Currently there are no effective therapies to reduce this risk of recurrence, and unfortunately Sorafenib failed to prevent tumour recurrence after hepatic resection or ablation14. To address this unmet clinical need in HCC, immune checkpoint inhibitor (ICIs) therapies are being evaluated in the neoadjuvant and adjuvant settings.
Immune Checkpoint Molecules
Currently most studies investigating immune evasion have focused on the programmed death receptor 1 (PD-1)/programmed death ligand 1 (PD-L1) pathway. PD-1 is an immune-inhibitory receptor involved in the regulation of T-cell activation15. It is expressed on activated T and B cells and natural killer T cells. Its ligand, PD-L1 is expressed on hematopoietic cells and non-hematopoietic cells, such as T cells, B cells, endothelial cells, epithelial cells, cancer cells and normal tissue16. Programmed death ligand 2 (PD-L2) expression on the other hand, is largely limited to antigen presenting cells including dendritic cells, macrophages and mast cells16. Wang et al showed that the expression of PD-L1 and PD-L2 is de¬tectable on Kupffer cells and liver sinusoidal endothelial cells in viral and non-viral hepatitis15.
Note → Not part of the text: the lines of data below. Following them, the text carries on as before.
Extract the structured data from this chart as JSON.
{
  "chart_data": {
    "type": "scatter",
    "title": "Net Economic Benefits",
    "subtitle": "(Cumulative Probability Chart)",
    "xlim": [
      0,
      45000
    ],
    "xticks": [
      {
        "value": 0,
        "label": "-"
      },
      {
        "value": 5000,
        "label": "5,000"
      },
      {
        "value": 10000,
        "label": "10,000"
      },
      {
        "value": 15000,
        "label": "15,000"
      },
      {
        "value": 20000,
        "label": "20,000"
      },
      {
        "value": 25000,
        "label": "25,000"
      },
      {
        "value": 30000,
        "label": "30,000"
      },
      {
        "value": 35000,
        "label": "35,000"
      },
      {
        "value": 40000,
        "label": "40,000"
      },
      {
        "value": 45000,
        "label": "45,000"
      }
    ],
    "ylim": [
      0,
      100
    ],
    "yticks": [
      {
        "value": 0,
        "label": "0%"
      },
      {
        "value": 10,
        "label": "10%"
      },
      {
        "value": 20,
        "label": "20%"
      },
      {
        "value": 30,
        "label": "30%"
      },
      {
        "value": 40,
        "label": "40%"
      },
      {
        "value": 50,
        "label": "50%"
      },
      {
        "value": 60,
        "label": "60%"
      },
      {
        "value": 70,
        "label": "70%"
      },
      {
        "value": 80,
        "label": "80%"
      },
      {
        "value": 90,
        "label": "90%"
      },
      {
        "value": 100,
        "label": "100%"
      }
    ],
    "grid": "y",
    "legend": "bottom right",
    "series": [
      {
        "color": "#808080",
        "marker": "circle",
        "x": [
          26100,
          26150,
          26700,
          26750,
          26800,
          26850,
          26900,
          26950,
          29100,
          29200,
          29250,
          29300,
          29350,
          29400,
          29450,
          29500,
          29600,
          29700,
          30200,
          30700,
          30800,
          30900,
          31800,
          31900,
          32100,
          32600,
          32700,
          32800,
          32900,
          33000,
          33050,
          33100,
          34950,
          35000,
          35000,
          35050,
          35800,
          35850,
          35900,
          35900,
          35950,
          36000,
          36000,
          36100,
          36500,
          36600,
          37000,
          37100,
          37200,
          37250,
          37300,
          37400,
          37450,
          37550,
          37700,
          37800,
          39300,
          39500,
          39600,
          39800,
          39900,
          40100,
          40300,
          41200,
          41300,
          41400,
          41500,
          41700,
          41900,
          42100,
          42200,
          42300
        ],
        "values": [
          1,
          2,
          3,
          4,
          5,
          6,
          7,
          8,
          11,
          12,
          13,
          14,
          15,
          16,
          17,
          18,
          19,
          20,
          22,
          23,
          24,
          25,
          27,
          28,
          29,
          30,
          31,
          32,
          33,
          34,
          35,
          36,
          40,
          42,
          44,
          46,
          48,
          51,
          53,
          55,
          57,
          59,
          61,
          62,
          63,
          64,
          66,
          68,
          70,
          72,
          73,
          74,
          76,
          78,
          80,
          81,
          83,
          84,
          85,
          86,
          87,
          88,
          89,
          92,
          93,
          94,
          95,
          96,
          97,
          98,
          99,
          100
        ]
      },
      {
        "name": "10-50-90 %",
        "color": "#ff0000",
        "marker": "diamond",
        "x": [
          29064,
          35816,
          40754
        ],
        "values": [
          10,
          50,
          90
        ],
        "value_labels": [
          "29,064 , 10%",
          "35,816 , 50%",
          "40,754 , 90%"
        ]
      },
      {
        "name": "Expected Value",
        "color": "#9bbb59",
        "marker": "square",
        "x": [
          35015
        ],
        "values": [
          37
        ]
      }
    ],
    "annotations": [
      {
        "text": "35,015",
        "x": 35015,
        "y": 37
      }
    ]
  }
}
Interaction of PD-1 with its ligand leads to immune suppression and peripheral tolerance by promoting regulatory T-cell proliferation, exhaustion of effector T cells17 and suppression of the activation of immune cells18. Tumour cells hijack this pathway by overexpressing PD-L1, enabling immune evasion18. Immune checkpoint inhibitors (ICIs) inhibit this interaction, causing resurrection of T-cell mediated anti-tumour effect19. Since the approval of ipilimumab in 2011 for malignant melanoma, several ICIs have been developed and undergoing Phase 3 trials in HCC.
The prognostic role of PD-L1 expression in HCC remains inconsistent and is controversial. Some studies16, 20 and a meta-analysis21 have shown that the expression of PD-L1 is correlated with a poor prognosis 18 following curative hepatectomy for HCC, whereas a recent metanalysis found no significant prognostic role of PD-L1 in this setting15. Wu et al22 showed that PD-L1 expression on Kupffer cells was increased in tumour tissue compared with non-tumour tissue in patients with HCC and that this correlated with poorer survival. Furthermore, they showed that PD-1+CD8+ T cells in HCC had reduced proliferative ability and effector function, as demonstrated by reduced granule and cytokine function, when compared with PD-1- T cells, indicating that the quality and function of CD8+ T cells is altered in HCC but can be restored when this interaction is blocked22. However, responses to ICIs in clinical trials have been suboptimal. In advanced HCC, the response rate to nivolumab (anti-PD-1 monoclonal antibody) ranged between 15%–20%, with responses occurring irrespective of tumour PD‐L1 expression23.
We therefore aim to interrogate the immune landscape of HCC in patients undergoing curative resection or ablation and correlate this with the risk of tumour recurrence and response to ICIs in a prospective cohort of patients with HCC.